Mortgage rates in the US fell for the first time in six weeks, while sticking close to a two-decade high.
The average for a 30-year, fixed loan slipped to 7.18%, Freddie Mac said in a statement Thursday. Last week, rates hit 7.23%, the highest level since May 2001.
It’s just a slight break for house hunters struggling to afford a purchase in a market that’s starved of listings.
In one potential bright spot, the number of newly listed homes in the US climbed 3.5% in August from July, according to a report by Realtor.com that called the increase “seasonally unusual.”

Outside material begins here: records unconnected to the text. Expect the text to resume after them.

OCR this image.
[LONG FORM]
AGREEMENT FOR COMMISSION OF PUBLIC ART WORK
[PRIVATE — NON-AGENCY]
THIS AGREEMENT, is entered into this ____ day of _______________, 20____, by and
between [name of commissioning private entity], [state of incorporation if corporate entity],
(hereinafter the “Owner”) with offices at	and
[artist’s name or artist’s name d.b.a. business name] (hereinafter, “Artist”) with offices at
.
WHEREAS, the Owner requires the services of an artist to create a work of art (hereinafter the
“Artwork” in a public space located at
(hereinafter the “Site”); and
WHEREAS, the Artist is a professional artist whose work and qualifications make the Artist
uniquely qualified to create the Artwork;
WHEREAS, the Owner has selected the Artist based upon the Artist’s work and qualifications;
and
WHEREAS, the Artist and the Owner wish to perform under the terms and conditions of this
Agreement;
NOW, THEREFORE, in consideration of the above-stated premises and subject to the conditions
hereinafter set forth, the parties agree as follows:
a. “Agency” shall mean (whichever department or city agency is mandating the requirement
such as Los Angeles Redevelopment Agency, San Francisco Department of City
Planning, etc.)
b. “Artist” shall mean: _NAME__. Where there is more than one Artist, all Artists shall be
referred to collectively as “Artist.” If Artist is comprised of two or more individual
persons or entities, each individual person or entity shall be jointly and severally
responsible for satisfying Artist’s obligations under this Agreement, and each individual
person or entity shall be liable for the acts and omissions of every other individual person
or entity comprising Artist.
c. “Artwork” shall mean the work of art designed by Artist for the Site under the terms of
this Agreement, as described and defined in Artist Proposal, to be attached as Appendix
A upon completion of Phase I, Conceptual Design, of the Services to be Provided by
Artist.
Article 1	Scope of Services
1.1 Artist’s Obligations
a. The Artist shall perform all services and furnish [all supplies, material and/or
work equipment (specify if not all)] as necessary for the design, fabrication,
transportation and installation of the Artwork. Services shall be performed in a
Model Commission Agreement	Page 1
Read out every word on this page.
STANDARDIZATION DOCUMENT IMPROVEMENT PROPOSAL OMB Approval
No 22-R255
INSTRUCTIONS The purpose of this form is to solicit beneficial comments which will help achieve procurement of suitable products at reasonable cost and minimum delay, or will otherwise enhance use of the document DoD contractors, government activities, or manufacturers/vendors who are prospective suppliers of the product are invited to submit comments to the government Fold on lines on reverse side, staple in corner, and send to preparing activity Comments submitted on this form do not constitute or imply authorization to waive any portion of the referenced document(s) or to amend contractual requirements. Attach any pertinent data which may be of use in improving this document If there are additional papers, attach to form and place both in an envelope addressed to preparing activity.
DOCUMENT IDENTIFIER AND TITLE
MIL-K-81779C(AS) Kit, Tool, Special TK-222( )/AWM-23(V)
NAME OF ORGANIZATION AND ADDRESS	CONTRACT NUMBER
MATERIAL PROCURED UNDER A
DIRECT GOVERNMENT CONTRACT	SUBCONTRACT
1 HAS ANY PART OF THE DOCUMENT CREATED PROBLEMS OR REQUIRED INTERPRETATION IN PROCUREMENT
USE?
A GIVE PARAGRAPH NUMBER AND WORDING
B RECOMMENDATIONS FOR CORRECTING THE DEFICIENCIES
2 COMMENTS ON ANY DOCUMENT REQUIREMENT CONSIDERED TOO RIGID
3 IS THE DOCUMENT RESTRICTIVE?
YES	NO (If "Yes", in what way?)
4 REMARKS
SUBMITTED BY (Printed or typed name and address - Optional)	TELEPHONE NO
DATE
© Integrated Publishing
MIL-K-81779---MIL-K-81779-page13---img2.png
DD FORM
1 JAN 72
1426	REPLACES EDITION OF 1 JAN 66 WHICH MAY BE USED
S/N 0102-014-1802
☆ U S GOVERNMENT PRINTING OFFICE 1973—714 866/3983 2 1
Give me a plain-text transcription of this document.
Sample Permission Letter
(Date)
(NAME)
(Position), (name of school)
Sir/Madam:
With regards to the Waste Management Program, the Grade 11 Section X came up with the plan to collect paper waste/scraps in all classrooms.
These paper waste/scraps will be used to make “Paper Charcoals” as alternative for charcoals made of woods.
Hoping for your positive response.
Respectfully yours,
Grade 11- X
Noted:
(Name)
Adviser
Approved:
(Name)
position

While inventory continues to be in short supply, the uptick is “hopefully signaling a return in seller activity heading toward the fall season, which typically is the best time to buy a home,” Chief Economist Danielle Hale and Economic Data Manager Sabrina Speianu said in the report.
Jobless claims inch down
U.S. applications for unemployment benefits fell slightly last week as companies held on to employees in an economy that has largely withstood rapidly rising interest rates, intended to cool hiring and spending, for more than a year.
The number of Americans applying for jobless benefits last fell week by 4,000, to 228,000 the week ending August 26, the Labor Department reported Thursday.
The four-week moving average of claims, which evens out some of the weekly volatility, rose by 250 to 237,500.
Early this month, the government reported that U.S. employers added 187,000 jobs in July, fewer than expected, but still a reflection of a healthy labor market. The unemployment rate dipped to 3.5%, close to a half-century low.